# ODE system with discontinuous right-hand-side

I have a 1st order ODE system. One of the equations is piecewise function of 2 of the dependent variables. I try to solve it in Python environment.

\begin{align}\dot x_1 &= x_2 - x_3\\ \dot x_2 &= x_1 + x_4\\ \dot x_3 &= \left\{ \begin{array}{ll} (x_2-x_{4})^{(0.5)} & x_2\ge x_{4}\\ 0, & x_2\lt x_{4} \end{array} \right.\\ \dot x_4 &= x_3 - x_1\end{align}

(Actually this is not my real ODE system. I just fabricate it to sketch my problem. Here is my real ODE system

I have read carefully the book A Primer of Scientific Programming with Python. In that book it is stated that we must write ODEs like that : \begin{align}\dot u &= f(u,t)\end{align} For scalar ODEs u and f correspond to float objects, and to arrays for system of ODEs. But didn't mention if the right hand side is piecewise function of unknown variables.

• see this related post. you'll want to look up information on zero-crossing functions and event location for numerical ODE solvers. Apr 30 '18 at 13:05
• I know that there are special solvers for this kind of systems, but what happen if you just write the code with your piecewise function using an if statement? Apr 30 '18 at 14:32
• Are you asking for the basic approach to setting this up or the more specific question that the two above comments are addressing? Apr 30 '18 at 18:18
• @Kyle Mandli the ODE system that i gave in the question is not the actual one that I need to solve. So I want to learn basic approach and then apply it. If you look at my real ODE system , it is a little bit different. At first I will try to follow nicoguaro 's suggestion. Apr 30 '18 at 18:29

Most (if not all) ODE solvers have certain continuity requirements on the right-hand side. If this is not the case, an adaptive solver will usually regulate the step size smaller and smaller (and eventually fail due to hitting the minimum step size or similar). The main exception is if the integration step exactly hits the point of discontinuity.

Now, your function is only discontinuous in the derivative of the right-hand side, but this discontinuity is pretty severe (being a jump from 0 to ∞). You may try just implementing the discontinuity verbatim, but this will likely fail.

The better alternatives are:

• Smooth the discontinuity by using a very sharp sigmoid instead. This is probably also more realistic anyway.

• Use event-detection to locate the point of discontinuity and swap the right-hand side at this point.

Typical ODE solvers simply need to provide you a function that describes the evaluates the right hand side. That is, they will call this function with a given $x,t$ and you simply have to return what $f(x,t)$ is for these arguments. In your case, the implementation of that function would simply contain an if statement. That is a totally common thing in practice and any good ODE solver will not bat a lash over it.

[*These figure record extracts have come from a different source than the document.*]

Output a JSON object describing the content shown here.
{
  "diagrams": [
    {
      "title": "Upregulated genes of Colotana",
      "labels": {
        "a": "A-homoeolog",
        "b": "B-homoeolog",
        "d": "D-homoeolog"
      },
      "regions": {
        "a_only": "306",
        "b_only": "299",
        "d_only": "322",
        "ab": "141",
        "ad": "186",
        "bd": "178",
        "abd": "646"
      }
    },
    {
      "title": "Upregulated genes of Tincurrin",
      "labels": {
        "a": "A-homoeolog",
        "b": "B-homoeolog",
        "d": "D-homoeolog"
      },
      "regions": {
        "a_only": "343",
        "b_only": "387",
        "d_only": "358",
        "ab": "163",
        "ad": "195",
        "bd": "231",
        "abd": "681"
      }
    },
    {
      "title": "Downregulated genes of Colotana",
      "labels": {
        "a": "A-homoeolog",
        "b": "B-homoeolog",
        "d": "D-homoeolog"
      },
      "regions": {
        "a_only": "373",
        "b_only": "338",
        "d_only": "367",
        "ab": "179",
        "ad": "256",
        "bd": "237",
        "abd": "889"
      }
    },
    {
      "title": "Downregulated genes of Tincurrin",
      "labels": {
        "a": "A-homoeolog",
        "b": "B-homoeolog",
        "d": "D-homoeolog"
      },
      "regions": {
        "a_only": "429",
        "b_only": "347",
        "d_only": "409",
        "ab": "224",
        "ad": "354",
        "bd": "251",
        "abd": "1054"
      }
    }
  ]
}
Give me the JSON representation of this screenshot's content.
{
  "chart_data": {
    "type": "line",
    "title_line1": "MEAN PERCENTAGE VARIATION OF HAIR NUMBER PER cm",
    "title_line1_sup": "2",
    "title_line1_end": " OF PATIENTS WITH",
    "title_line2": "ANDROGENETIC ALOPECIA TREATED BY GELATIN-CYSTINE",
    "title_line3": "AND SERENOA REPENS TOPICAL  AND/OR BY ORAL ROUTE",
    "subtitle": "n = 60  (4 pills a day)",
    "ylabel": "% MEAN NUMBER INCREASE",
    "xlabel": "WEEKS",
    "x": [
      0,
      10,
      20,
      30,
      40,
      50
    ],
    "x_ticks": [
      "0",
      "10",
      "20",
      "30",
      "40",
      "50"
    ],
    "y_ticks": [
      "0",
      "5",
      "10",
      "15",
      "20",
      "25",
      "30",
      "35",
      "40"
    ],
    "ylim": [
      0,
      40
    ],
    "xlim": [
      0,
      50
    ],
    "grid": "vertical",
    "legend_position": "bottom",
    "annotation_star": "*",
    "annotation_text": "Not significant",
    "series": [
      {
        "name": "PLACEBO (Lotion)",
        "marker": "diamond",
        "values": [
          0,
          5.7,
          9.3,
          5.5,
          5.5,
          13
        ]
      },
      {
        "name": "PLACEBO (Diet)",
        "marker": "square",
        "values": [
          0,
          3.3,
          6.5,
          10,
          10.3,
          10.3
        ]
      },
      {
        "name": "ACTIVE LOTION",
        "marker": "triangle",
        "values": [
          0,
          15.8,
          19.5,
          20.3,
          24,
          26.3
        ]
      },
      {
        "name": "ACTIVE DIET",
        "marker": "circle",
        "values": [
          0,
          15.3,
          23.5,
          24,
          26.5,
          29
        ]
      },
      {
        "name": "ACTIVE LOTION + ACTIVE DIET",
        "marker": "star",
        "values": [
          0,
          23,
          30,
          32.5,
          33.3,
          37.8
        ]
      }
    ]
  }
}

The bigger issue in your case is that your right hand side is not Lipschitz. The convergence proof of most ODE solver algorithms requires that the right hand side if Lipschitz to guarantee the usual convergence order. The right hand side you have here does not satisfy this requirement -- which may or may not mean that your method of choice converges at the expected rate. But that's a question separate from what you were asking.